L'arco temporale coperto da L'informazione è piuttosto breve e riguarda il periodo intercorso tra la faticosissima, ma inarrestabile scalata al successo di Amelior e l'uscita del sequel, Amelior riconquistata. D'altra parte, il funambolismo di Martin Amis fa sì, con i suoi flashback, i suoi inserti, i suoi commenti, il suo zoom sul quotidiano del protagonista e nella sua più o meno lontana eziologia, che si assista a una continua dilatazione temporale. Il lettore perde il controllo della materia, che continua a scivolargli di mano a favore di una farneticante - e diabolica - genialità. Quasi non si contano i piani nei quali la materia narrativa si espande, dalla cura domestica degli adorabili gemelli Marius e Marco, ai retroscena della malavita londinese, fino all'allegoria cosmica che coinvolge in pari grado il narratore e Richard Tull, suggerendo una qualche surrettizia parentela tra le due figure. Del resto, è anche vero che il narratore non prova nessuna simpatia per Richard Tull e, anche prima di arrivare all'aperta ostilità delle ultime pagine, si diverte a descrivere il suo protagonista con feroce sarcasmo:
Richard Tull - il tradizionalista, il conoscitore fine del più elevato canone culturale anglofono - è un fallito, un antieroe, e il narratore de L'informazione non ci gira intorno, ce lo restituisce in tutta la miseria delle sue risorse:
Il problema era diventato così grave che Richard aveva parlato - e persino pensato - di smettere di bere; aveva persino parlato - ma non pensato - di smettere di fumare. Sapeva però che i suoi guai erano ottusamente e intrinsecamente e tutto sommato essenzialmente letterari, e che nulla, tranne i lettori o la vendetta, avrebbe potuto alleviarli. Così non fece niente, se non cominciare a prendere Valium e cocaina.
Eppure, Martin Amis riesce a tenere incollato il lettore catastrofe dopo catastrofe a questo esplosivo congegno metaletterario, facendo spesso ricorso a un umorismo graffiante e liberatorio (in specie quando si tratta di episodi degli agenti letterari alle prese con l'ultima fatica di Richard, significativamente intitolata Senza titolo da pigrizia e troppo arguto senso critico). Però il malessere di fronte alla recita esistenziale accomuna narratore e protagonista in un disfattismo dolorosissimo e, a tratti, delirante:
Pare che l'universo abbia un diametro di trenta milardi di anni luce, e ogni singolo centimetro cubo di questo spazio ci ucciderebbe, se ci andassimo. Questa è la posizione dell'universo nei confronti della vita umana.

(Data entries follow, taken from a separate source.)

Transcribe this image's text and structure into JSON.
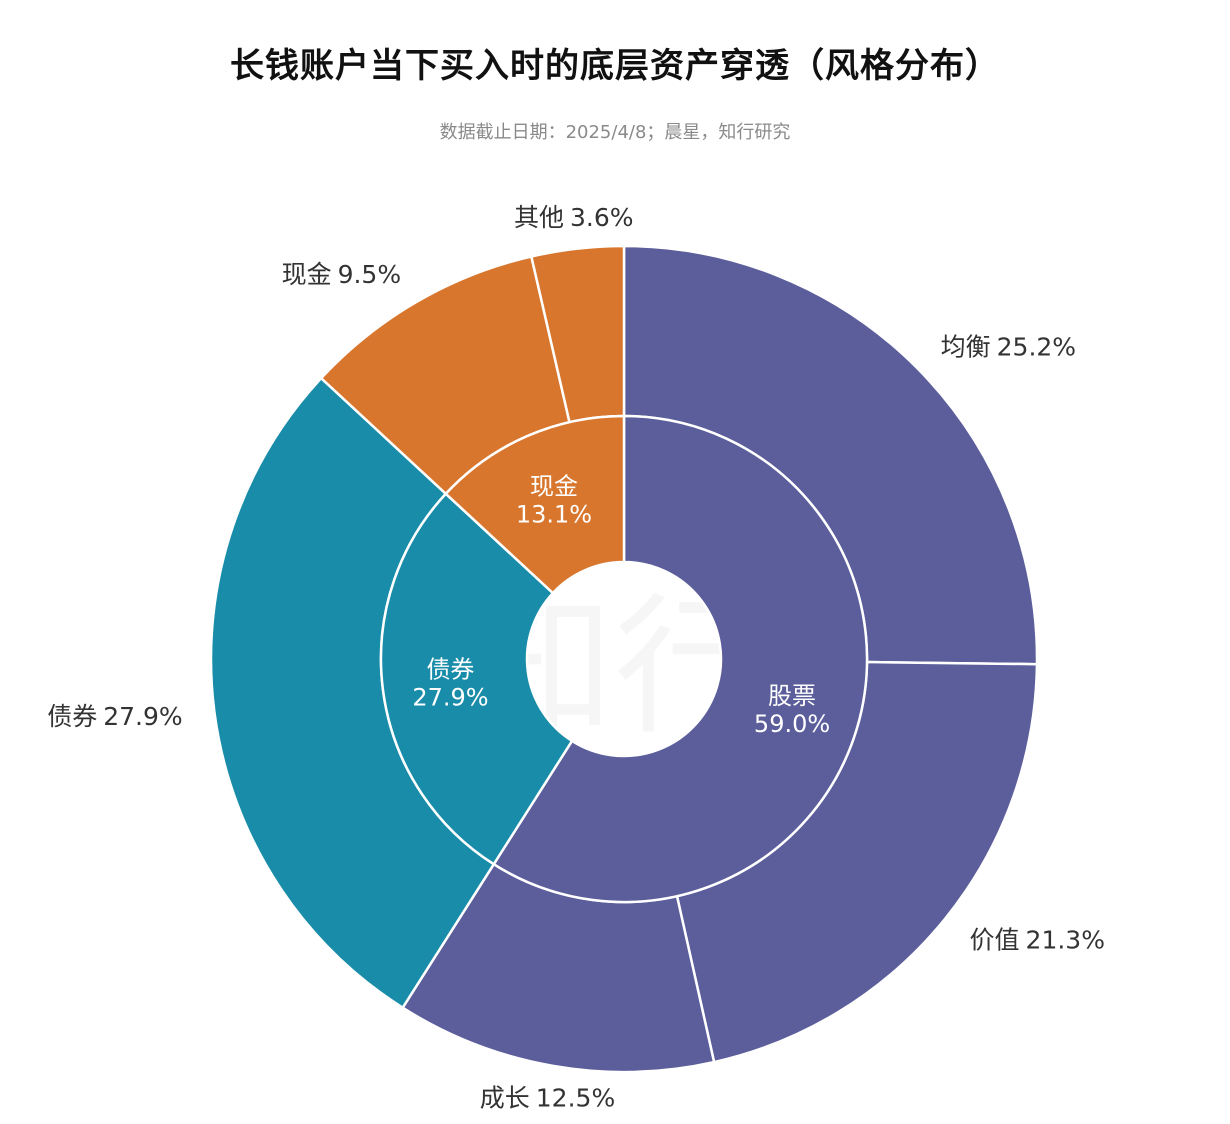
{
  "title": "长钱账户当下买入时的底层资产穿透（风格分布）",
  "subtitle": "数据截止日期：2025/4/8；晨星，知行研究",
  "colors": {
    "stock": "#5b5e9b",
    "bond": "#188ca8",
    "cash": "#d8762e",
    "separator": "#ffffff"
  },
  "chart_data": {
    "type": "pie",
    "variant": "two-level donut (sunburst)",
    "start_angle_deg": 0,
    "direction": "clockwise",
    "inner_ring": [
      {
        "name": "股票",
        "value": 59.0,
        "label": "59.0%",
        "color_key": "stock"
      },
      {
        "name": "债券",
        "value": 27.9,
        "label": "27.9%",
        "color_key": "bond"
      },
      {
        "name": "现金",
        "value": 13.1,
        "label": "13.1%",
        "color_key": "cash"
      }
    ],
    "outer_ring": [
      {
        "name": "均衡",
        "value": 25.2,
        "label": "25.2%",
        "parent": "股票",
        "color_key": "stock"
      },
      {
        "name": "价值",
        "value": 21.3,
        "label": "21.3%",
        "parent": "股票",
        "color_key": "stock"
      },
      {
        "name": "成长",
        "value": 12.5,
        "label": "12.5%",
        "parent": "股票",
        "color_key": "stock"
      },
      {
        "name": "债券",
        "value": 27.9,
        "label": "27.9%",
        "parent": "债券",
        "color_key": "bond"
      },
      {
        "name": "现金",
        "value": 9.5,
        "label": "9.5%",
        "parent": "现金",
        "color_key": "cash"
      },
      {
        "name": "其他",
        "value": 3.6,
        "label": "3.6%",
        "parent": "现金",
        "color_key": "cash"
      }
    ],
    "watermark": "知行"
  }
}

L'assenza di speranza e di riscatto è intrinseca alla scrittura de L'informazione. I suoi due personaggi in lotta per il successo hanno girato entrambi, già nelle prime pagine, la boa degli -anta. Superato il moderno e simbolico mezzo del cammin di nostra vita, hanno davanti a loro una discesa: per Barry, nonostante la sua insipienza, significa abbrivo verso una vita più facile, più comoda, una discesa tra la folla, per Tull significa invece precipizio, il baratro definitivo. E dire che, se si escludono la pregiudiziale superiorità di Richard su Gwyn e la sua recensione "amichevole" poco lusinghiera, il giudizio del narratore sull'antagonista non è così spietato a prima vista, salvo ridurlo ai minimi termini, alla silhouette della sua statura: cornuto contento, giocatore disastroso a scacchi come a tennis, infine baro, e solo mediamente insozzato dallo squallore generalista del mondo contemporaneo.

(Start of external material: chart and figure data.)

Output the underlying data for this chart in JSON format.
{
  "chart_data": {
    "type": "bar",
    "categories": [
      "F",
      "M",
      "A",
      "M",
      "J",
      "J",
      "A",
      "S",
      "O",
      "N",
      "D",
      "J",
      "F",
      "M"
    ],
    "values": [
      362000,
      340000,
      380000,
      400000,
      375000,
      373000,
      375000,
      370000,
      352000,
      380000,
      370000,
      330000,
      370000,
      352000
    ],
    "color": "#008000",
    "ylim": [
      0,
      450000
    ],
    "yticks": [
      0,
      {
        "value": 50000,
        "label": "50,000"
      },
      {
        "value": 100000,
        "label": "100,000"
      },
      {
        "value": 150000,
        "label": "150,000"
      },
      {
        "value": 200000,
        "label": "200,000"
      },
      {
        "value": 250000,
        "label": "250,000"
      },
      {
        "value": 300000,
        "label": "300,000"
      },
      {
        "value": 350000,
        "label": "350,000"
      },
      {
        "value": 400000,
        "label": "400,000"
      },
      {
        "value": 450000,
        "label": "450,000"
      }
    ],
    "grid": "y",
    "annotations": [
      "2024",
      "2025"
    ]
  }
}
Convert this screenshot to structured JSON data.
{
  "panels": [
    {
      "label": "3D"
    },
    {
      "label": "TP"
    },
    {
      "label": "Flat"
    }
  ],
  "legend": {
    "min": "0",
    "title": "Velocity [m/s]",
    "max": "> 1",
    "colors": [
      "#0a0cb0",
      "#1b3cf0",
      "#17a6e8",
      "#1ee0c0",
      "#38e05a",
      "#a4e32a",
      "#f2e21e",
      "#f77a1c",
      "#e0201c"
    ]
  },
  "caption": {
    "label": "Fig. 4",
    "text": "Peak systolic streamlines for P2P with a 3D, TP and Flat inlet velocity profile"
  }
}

Con la sua giacca di lana, il farfallino e due cerotti alla nicotina, masticando (o succhiando) un chewing-gum alla nicotina, con una sigaretta in bocca e la sensazione di essere chiuso in un sacco di plastica nera dietro una centrale nucleare, in umile attesa della prossima spaventosa fusione atomica, Richard oziava su un lettino da spiaggia. Davanti a lui si stendeva un Atlantico pigro e poco invitante, di una calma lagunare.

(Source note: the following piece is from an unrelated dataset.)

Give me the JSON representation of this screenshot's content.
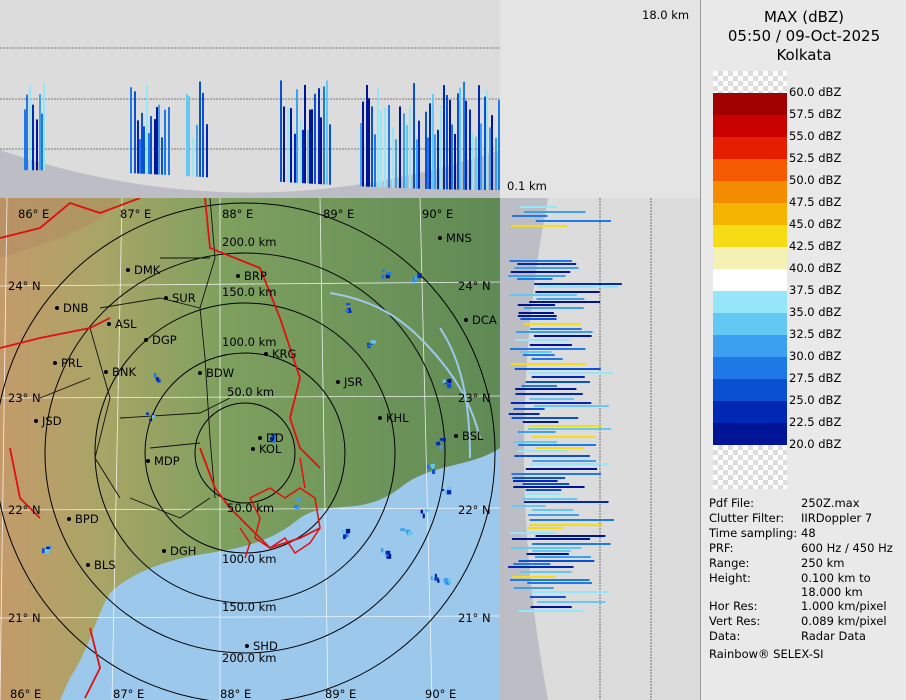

L'informazione di Martin Amis è un libro crudele, a volte durissimo, non sempre facile da portare avanti; eppure, e proprio per gli stessi motivi, è un romanzo raro, essenziale, a volte molto poetico, scritto con tellurica inventiva linguistica (non invidio Gaspare Bona, il traduttore italiano di Einaudi) sull'invidia, sulla fama e su quanto di inspiegabile ruota attorno a questi fenomeni e alla consapevolezza della propria tragica inconcludenza.